Courts have been mixed when faced with retirement benefit rollbacks since the Great Recession. In a 2011 case I argued on behalf of the Retired Employees Association of Orange County, the California Supreme Court ruled that government employers must abide by their contracts for retirement health benefits. (The retirees in that case, however, ultimately saw their health benefits cut back with approval from the federal courts.)
Courts in Illinois have refused to allow public entities to take away retirement health benefits. The Supreme Courts of Washington and Connecticut have recognized the importance of retirement health benefits as part of an overall bargain that the public made with police, firefighters and other employees. In a 2014 case handled by RBGG, the Los Angeles Superior Court struck down a retirement health benefit freeze that the City of Los Angeles imposed on its police and firefighters in 2011. On March 7, 2016, the Second District Court of Appeal reversed the lower court order, and ruled that the City Council was entitled to take control of the health benefit in 2011, and even to freeze it, but that the Council must still exercise annual review over the freeze. The employees may ask the California Supreme Court to review the case.

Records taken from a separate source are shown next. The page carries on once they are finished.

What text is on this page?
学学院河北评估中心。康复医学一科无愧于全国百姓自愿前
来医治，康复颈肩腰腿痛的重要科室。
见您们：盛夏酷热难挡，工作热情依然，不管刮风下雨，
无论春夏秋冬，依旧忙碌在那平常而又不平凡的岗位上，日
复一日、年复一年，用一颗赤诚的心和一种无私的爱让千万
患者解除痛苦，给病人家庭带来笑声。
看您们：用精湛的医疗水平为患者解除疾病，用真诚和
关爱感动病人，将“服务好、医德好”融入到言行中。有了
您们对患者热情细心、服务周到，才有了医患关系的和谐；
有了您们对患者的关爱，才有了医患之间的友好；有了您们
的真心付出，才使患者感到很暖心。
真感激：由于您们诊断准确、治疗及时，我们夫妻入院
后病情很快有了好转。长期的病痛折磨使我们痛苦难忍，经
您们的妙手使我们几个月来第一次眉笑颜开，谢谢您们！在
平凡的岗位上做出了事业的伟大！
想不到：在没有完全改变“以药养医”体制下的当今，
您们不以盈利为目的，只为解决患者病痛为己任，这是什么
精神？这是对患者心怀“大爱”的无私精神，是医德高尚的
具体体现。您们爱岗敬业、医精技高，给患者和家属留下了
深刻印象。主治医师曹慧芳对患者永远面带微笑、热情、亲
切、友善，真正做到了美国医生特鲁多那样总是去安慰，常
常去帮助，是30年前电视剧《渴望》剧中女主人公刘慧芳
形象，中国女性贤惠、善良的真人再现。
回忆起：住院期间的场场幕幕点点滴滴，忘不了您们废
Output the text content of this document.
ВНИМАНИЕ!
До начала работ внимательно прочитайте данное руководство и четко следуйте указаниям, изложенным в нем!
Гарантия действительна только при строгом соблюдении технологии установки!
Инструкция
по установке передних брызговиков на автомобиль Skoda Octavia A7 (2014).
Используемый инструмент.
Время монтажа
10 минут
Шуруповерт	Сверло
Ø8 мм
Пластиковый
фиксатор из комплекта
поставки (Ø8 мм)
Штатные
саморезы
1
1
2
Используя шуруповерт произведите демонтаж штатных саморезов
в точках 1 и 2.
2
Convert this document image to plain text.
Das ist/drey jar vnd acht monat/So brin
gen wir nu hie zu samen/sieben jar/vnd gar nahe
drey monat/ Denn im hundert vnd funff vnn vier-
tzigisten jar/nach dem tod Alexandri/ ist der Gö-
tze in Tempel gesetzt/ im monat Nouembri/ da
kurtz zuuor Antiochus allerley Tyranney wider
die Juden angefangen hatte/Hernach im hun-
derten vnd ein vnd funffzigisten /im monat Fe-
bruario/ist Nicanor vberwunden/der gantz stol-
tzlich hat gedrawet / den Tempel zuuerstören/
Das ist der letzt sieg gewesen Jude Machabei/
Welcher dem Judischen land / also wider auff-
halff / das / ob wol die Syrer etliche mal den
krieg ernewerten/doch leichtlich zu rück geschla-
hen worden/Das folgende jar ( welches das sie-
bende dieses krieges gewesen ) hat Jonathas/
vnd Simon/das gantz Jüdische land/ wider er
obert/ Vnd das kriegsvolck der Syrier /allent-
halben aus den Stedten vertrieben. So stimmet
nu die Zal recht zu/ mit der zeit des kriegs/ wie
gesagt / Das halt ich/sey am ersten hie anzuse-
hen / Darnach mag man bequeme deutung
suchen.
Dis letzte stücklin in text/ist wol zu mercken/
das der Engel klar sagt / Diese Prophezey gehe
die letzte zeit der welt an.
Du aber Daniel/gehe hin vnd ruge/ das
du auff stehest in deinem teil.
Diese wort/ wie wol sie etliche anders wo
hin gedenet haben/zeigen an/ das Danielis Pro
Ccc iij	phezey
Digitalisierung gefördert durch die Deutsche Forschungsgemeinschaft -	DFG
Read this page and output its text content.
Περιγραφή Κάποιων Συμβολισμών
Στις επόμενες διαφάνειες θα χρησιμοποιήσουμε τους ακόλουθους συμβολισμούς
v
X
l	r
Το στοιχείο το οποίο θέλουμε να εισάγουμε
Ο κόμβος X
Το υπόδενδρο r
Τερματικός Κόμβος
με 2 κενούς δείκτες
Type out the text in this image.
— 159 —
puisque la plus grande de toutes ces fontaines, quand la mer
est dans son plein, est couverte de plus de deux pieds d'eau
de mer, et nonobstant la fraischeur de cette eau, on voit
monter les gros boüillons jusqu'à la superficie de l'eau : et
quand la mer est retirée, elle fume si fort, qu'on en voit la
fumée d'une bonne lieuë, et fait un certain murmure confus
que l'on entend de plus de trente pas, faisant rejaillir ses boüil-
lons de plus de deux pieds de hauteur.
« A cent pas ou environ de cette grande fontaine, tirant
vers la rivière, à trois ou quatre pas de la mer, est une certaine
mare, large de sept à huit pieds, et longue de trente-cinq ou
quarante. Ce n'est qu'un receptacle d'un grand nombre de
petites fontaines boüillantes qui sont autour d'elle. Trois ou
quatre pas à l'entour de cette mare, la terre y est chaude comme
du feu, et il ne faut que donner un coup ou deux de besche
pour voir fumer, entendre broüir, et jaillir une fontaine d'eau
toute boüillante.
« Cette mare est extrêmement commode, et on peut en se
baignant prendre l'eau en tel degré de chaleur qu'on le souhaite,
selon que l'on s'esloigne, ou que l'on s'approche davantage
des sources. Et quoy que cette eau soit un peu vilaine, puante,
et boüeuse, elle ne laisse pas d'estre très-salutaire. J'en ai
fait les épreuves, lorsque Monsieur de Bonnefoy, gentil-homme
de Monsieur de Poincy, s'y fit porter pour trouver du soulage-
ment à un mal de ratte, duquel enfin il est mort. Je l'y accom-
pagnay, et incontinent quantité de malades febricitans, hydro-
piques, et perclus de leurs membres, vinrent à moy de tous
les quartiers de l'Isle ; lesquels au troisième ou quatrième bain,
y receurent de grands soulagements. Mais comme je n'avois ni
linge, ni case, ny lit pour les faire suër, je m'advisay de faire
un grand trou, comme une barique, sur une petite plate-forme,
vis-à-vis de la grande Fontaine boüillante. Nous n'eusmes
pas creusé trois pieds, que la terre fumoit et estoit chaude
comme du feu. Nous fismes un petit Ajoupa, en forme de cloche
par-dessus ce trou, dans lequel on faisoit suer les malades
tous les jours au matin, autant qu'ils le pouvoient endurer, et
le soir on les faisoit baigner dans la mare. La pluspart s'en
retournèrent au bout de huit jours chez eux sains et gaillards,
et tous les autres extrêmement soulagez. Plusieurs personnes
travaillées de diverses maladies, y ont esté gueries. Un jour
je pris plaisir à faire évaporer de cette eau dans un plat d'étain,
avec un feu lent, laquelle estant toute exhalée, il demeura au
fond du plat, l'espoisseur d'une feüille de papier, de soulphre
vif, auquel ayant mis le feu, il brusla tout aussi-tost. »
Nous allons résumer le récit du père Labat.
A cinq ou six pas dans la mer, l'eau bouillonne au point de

As the economy recovers from the shocks of 2007 and 2008, the public is growing skeptical of attempts to shift blame for the crisis onto police officers, firefighters and teachers. The Great Recession aggravated already declining trust in government and social institutions. The legal system has weathered this kind of crisis many times before—during the Great Depression, the stagflation of the 1970s, the Proposition 13 shocks to local government financing, and the dot-com crash. Each time before, the Courts have held firm to the rule that we keep our promises to friends and neighbors who choose to do dangerous and challenging work for the public good. The legal system’s job is to put a brake on panic and alarmism.